Je pense que cette question sera résolue mais sous conditions, car l’argument religieux est le même que pour l’héritage. Elle repose sur l’idée que les hommes ont des obligations et des responsabilités lorsqu’ils prennent soin des femmes. Ce qui est complètement aberrant dans une société moderne. Une famille sur cinq est matériellement soutenue par des femmes. Leur contribution financière au niveau familial est très importante. Etant donné que le principe de solidarité est inhérent à la famille marocaine, les femmes, même mariées, prennent parfois soin à la fois de leur famille et de leurs parents. Au vu de ces éléments, on ne peut plus refuser de voir la réalité, comme tentent de le faire certains conservateurs qui s’accrochent à des idéaux qui n’existent pas dans le contexte actuel.

L’annonce de la nouvelle réforme de la Moudawana, le 30 juillet 2022, par la plus haute autorité du pays, demandant une mise à jour de la législation dédiée à la promotion des droits des femmes, est un événement rare dans les pays à majorité musulmane. . Comment voyez-vous cette trajectoire prise par le royaume ?

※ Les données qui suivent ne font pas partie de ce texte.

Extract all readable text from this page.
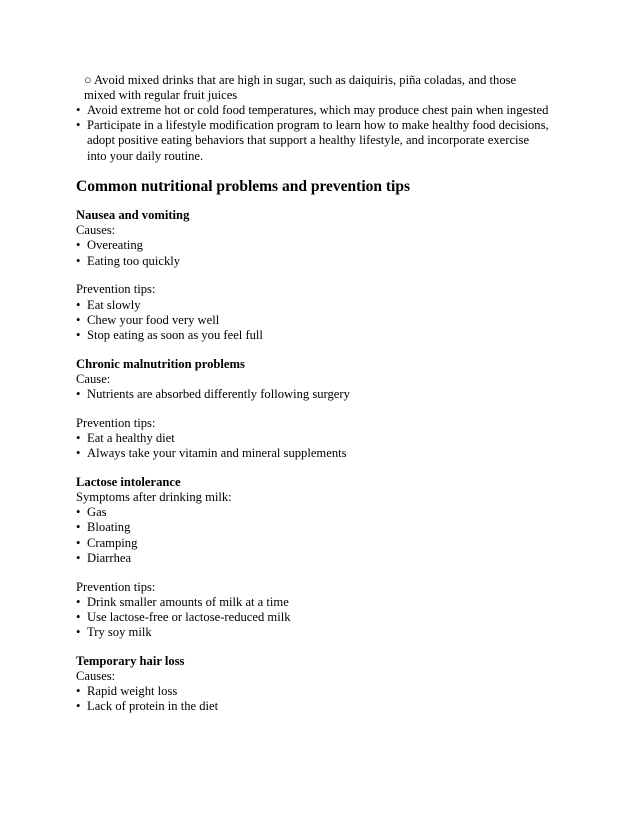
○ Avoid mixed drinks that are high in sugar, such as daiquiris, piña coladas, and those mixed with regular fruit juices

• Avoid extreme hot or cold food temperatures, which may produce chest pain when ingested
• Participate in a lifestyle modification program to learn how to make healthy food decisions, adopt positive eating behaviors that support a healthy lifestyle, and incorporate exercise into your daily routine.
Common nutritional problems and prevention tips
Nausea and vomiting

Causes:

• Overeating
• Eating too quickly

Prevention tips:

• Eat slowly
• Chew your food very well
• Stop eating as soon as you feel full
Chronic malnutrition problems

Cause:

• Nutrients are absorbed differently following surgery

Prevention tips:

• Eat a healthy diet
• Always take your vitamin and mineral supplements
Lactose intolerance

Symptoms after drinking milk:

• Gas
• Bloating
• Cramping
• Diarrhea

Prevention tips:

• Drink smaller amounts of milk at a time
• Use lactose-free or lactose-reduced milk
• Try soy milk
Temporary hair loss

Causes:

• Rapid weight loss
• Lack of protein in the diet
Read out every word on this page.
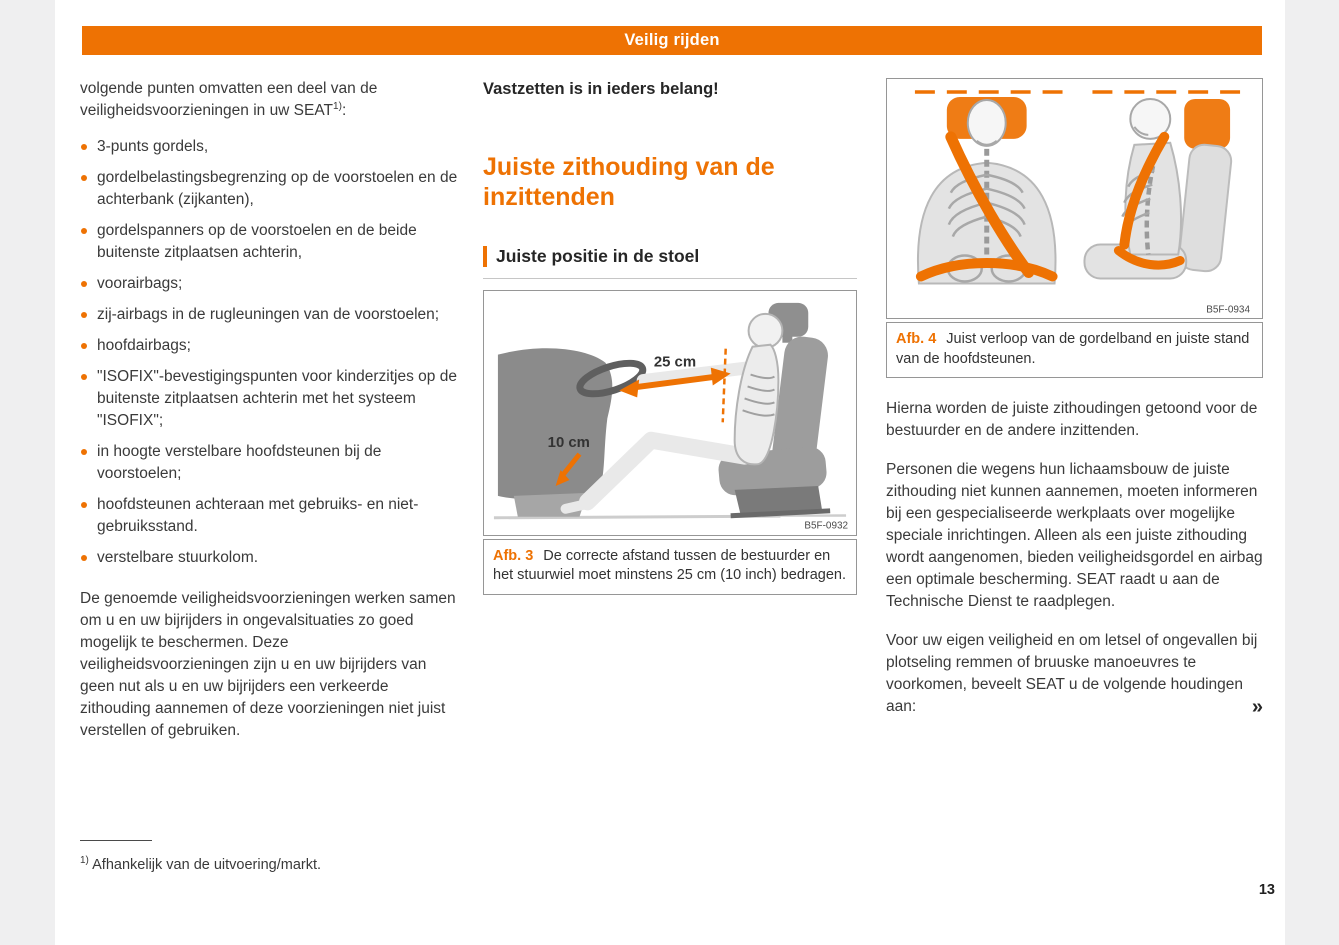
Veilig rijden

volgende punten omvatten een deel van de veiligheidsvoorzieningen in uw SEAT$^{1)}$:

3-punts gordels,
gordelbelastingsbegrenzing op de voorstoelen en de achterbank (zijkanten),
gordelspanners op de voorstoelen en de beide buitenste zitplaatsen achterin,
voorairbags;
zij-airbags in de rugleuningen van de voorstoelen;
hoofdairbags;
"ISOFIX"-bevestigingspunten voor kinderzitjes op de buitenste zitplaatsen achterin met het systeem "ISOFIX";
in hoogte verstelbare hoofdsteunen bij de voorstoelen;
hoofdsteunen achteraan met gebruiks- en niet-gebruiksstand.
verstelbare stuurkolom.

De genoemde veiligheidsvoorzieningen werken samen om u en uw bijrijders in ongevalsituaties zo goed mogelijk te beschermen. Deze veiligheidsvoorzieningen zijn u en uw bijrijders van geen nut als u en uw bijrijders een verkeerde zithouding aannemen of deze voorzieningen niet juist verstellen of gebruiken.

Vastzetten is in ieders belang!
Juiste zithouding van de inzittenden
Juiste positie in de stoel
25 cm
10 cm
B5F-0932
Afb. 3 De correcte afstand tussen de bestuurder en het stuurwiel moet minstens 25 cm (10 inch) bedragen.
B5F-0934
Afb. 4 Juist verloop van de gordelband en juiste stand van de hoofdsteunen.

Hierna worden de juiste zithoudingen getoond voor de bestuurder en de andere inzittenden.

Personen die wegens hun lichaamsbouw de juiste zithouding niet kunnen aannemen, moeten informeren bij een gespecialiseerde werkplaats over mogelijke speciale inrichtingen. Alleen als een juiste zithouding wordt aangenomen, bieden veiligheidsgordel en airbag een optimale bescherming. SEAT raadt u aan de Technische Dienst te raadplegen.

Voor uw eigen veiligheid en om letsel of ongevallen bij plotseling remmen of bruuske manoeuvres te voorkomen, beveelt SEAT u de volgende houdingen aan:	»
$^{1)}$ Afhankelijk van de uitvoering/markt.
13
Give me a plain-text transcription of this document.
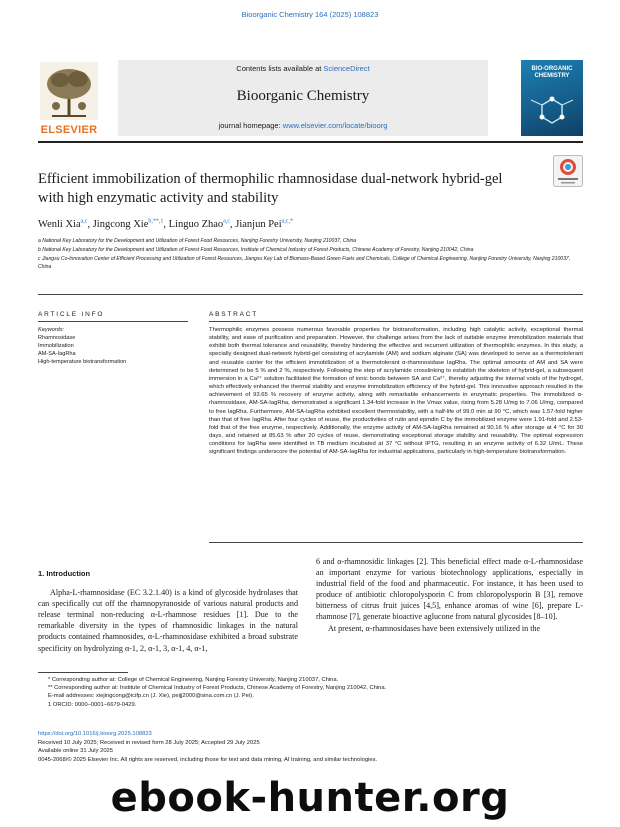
Bioorganic Chemistry 164 (2025) 108823
ELSEVIER
Contents lists available at ScienceDirect
Bioorganic Chemistry
journal homepage: www.elsevier.com/locate/bioorg
BIO-ORGANIC CHEMISTRY
Efficient immobilization of thermophilic rhamnosidase dual-network hybrid-gel with high enzymatic activity and stability
Wenli Xia$^{a,c}$, Jingcong Xie$^{b,**,1}$, Linguo Zhao$^{a,c}$, Jianjun Pei$^{a,c,*}$

a National Key Laboratory for the Development and Utilization of Forest Food Resources, Nanjing Forestry University, Nanjing 210037, China

b National Key Laboratory for the Development and Utilization of Forest Food Resources, Institute of Chemical Industry of Forest Products, Chinese Academy of Forestry, Nanjing 210042, China

c Jiangsu Co-Innovation Center of Efficient Processing and Utilization of Forest Resources, Jiangsu Key Lab of Biomass-Based Green Fuels and Chemicals, College of Chemical Engineering, Nanjing Forestry University, Nanjing 210037, China

ARTICLE INFO
Keywords:
Rhamnosidase
Immobilization
AM-SA-IagRha
High-temperature biotransformation
ABSTRACT
Thermophilic enzymes possess numerous favorable properties for biotransformation, including high catalytic activity, exceptional thermal stability, and ease of purification and preparation. However, the challenge arises from the lack of suitable enzyme immobilization materials that exhibit both thermal tolerance and reusability, thereby hindering the effective and recurrent utilization of thermophilic enzymes. In this study, a specially designed dual-network hybrid-gel consisting of acrylamide (AM) and sodium alginate (SA) was developed to serve as a thermotolerant and reusable carrier for the efficient immobilization of a thermotolerant α-rhamnosidase IagRha. The optimal amounts of AM and SA were determined to be 5 % and 2 %, respectively. Following the step of acrylamide crosslinking to establish the skeleton of hybrid-gel, a subsequent immersion in a Ca²⁺ solution facilitated the formation of ionic bonds between SA and Ca²⁺, thereby adjusting the internal voids of the hydrogel, which effectively enhanced the thermal stability and enzyme immobilization efficiency of the hybrid-gel. This innovative approach resulted in the achievement of 93.65 % recovery of enzyme activity, along with remarkable enhancements in enzymatic properties. The immobilized α-rhamnosidase, AM-SA-IagRha, demonstrated a significant 1.34-fold increase in the Vmax value, rising from 5.28 U/mg to 7.06 U/mg, compared to free IagRha. Furthermore, AM-SA-IagRha exhibited excellent thermostability, with a half-life of 99.0 min at 90 °C, which was 1.57-fold higher than that of free IagRha. After four cycles of reuse, the productivities of rutin and epmdin C by the immobilized enzyme were 1.91-fold and 2.53-fold that of the free enzyme, respectively. Additionally, the enzyme activity of AM-SA-IagRha remained at 90.16 % after storage at 4 °C for 30 days, and retained at 85.63 % after 20 cycles of reuse, demonstrating exceptional storage stability and reusability. The optimal expression conditions for IagRha were identified in TB medium incubated at 37 °C without IPTG, resulting in an enzyme activity of 6.32 U/mL. These significant findings underscore the potential of AM-SA-IagRha for industrial applications, particularly in high-temperature biotransformation.
1. Introduction
Alpha-L-rhamnosidase (EC 3.2.1.40) is a kind of glycoside hydrolases that can specifically cut off the rhamnopyranoside of various natural products and release terminal non-reducing α-L-rhamnose residues [1]. Due to the remarkable diversity in the types of rhamnosidic linkages in the natural products contained rhamnosides, α-L-rhamnosidase exhibited a broad substrate specificity on hydrolyzing α-1, 2, α-1, 3, α-1, 4, α-1,
6 and α-rhamnosidic linkages [2]. This beneficial effect made α-L-rhamnosidase an important enzyme for various biotechnology applications, especially in industrial field of the food and pharmaceutic. For instance, it has been used to produce of antibiotic chloropolysporin C from chloropolysporin B [3], remove bitterness of citrus fruit juices [4,5], enhance aromas of wine [6], prepare L-rhamnose [7], generate bioactive aglucone from natural glycosides [8–10].
At present, α-rhamnosidases have been extensively utilized in the

* Corresponding author at: College of Chemical Engineering, Nanjing Forestry University, Nanjing 210037, China.

** Corresponding author at: Institute of Chemical Industry of Forest Products, Chinese Academy of Forestry, Nanjing 210042, China.

E-mail addresses: xiejingcong@icifp.cn (J. Xie), peijj2000@sina.com.cn (J. Pei).

1 ORCID: 0000–0001–6679-0429.

https://doi.org/10.1016/j.bioorg.2025.108823

Received 10 July 2025; Received in revised form 28 July 2025; Accepted 29 July 2025

Available online 31 July 2025

0045-2068/© 2025 Elsevier Inc. All rights are reserved, including those for text and data mining, AI training, and similar technologies.

ebook-hunter.org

C’est précisément ce qui rend le royaume chérifien unique. Le roi, en sa qualité de chef de l’État et Commandeur des croyants, reflète la symbolique de cette harmonisation entre le temporel et l’intemporel. Le souverain est à la fois l’arbitre et le facilitateur. Il s’agit d’une configuration unique dans l’espace géopolitique musulman. Malgré les réticences et les résistances au changement, cette volonté politique réformiste fait naître de l’espoir. Il est normal qu’il y ait des divergences, nous ne pouvons pas avoir de consensus sur une réforme du droit, nous ne le voyons dans aucun pays.

Au Maroc, il y a aujourd’hui des priorités, à commencer par la conformité des textes de la Moudawana aux dispositions de la Constitution, dont l’article 19 qui consacre la pleine égalité entre les femmes et les hommes. Les lois inégales sont donc inconstitutionnelles.

Pensez-vous que le débat sur les libertés fondamentales continue d’être l’apanage d’une certaine élite intellectuelle éloignée de l’opinion publique ?

Ce n’est pas tout à fait vrai. Il existe aujourd’hui de nombreux débats qui abordent ces questions sans censure. C’est aussi ce qui rend le Maroc spécifique et unique. Même au sein de certaines communautés musulmanes à l’étranger, on est incapable de parler des questions d’héritage, de liberté de culte, de liberté des femmes d’épouser des non-musulmans. Ce sont des sujets que nous abordons au Maroc dans les débats publics sur les plateaux de télévision, dans les conférences, au sein des universités, etc. C’est le reflet du degré d’évolution des mentalités. Critiquer et dénoncer se fait sans problème au Maroc, dans le respect à la fois des traditions et du cadre de référence universel.